Sustainability presents a similar test. For many companies, ESG has moved from voluntary reporting to regulated disclosure, investor scrutiny and board-level risk management. KPMG’s research highlights gaps in readiness, including organisations that are not yet prepared to have ESG data independently assured or to quantify the financial impact of sustainability issues. This creates both a market opportunity and a responsibility for professional services firms. Assurance over non-financial information needs rigour, systems and evidence comparable to established financial reporting disciplines. KPMG has invested in ESG services, published maturity research, worked with technology partners and launched programmes aimed at climate, nature and transition challenges. It has also reported on its own impact plan and sustainability commitments. These activities sit within a broader industry challenge: rebuilding confidence at a time when stakeholders are sceptical of unsupported claims. For management teams, the message is clear. Sustainability reporting, AI adoption and risk management cannot be separated from commercial strategy. They require reliable data, clear ownership and advice grounded in operational reality.

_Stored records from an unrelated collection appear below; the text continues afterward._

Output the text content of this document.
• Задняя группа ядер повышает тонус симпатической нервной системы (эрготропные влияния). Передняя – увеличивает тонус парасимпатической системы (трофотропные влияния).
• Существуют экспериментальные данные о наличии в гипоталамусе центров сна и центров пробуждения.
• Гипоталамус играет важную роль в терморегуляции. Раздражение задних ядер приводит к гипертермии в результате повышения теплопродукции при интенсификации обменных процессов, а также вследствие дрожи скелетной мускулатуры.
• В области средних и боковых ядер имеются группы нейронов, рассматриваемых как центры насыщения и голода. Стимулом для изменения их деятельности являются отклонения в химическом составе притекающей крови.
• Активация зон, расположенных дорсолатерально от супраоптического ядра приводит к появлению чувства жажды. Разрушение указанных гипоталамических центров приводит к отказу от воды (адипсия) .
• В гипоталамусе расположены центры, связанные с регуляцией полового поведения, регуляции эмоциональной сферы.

KPMG’s history suggests that professional services firms endure by adapting without abandoning public trust principles. Its current investments in artificial intelligence, audit quality and ESG assurance reflect that continuing responsibility. For clients, the value lies in practical judgement, not technology adopted for its own sake. The next chapter will test how consistently KPMG firms convert expertise into measurable confidence globally. That challenge is demanding, but it is also where the organisation has historically competed best.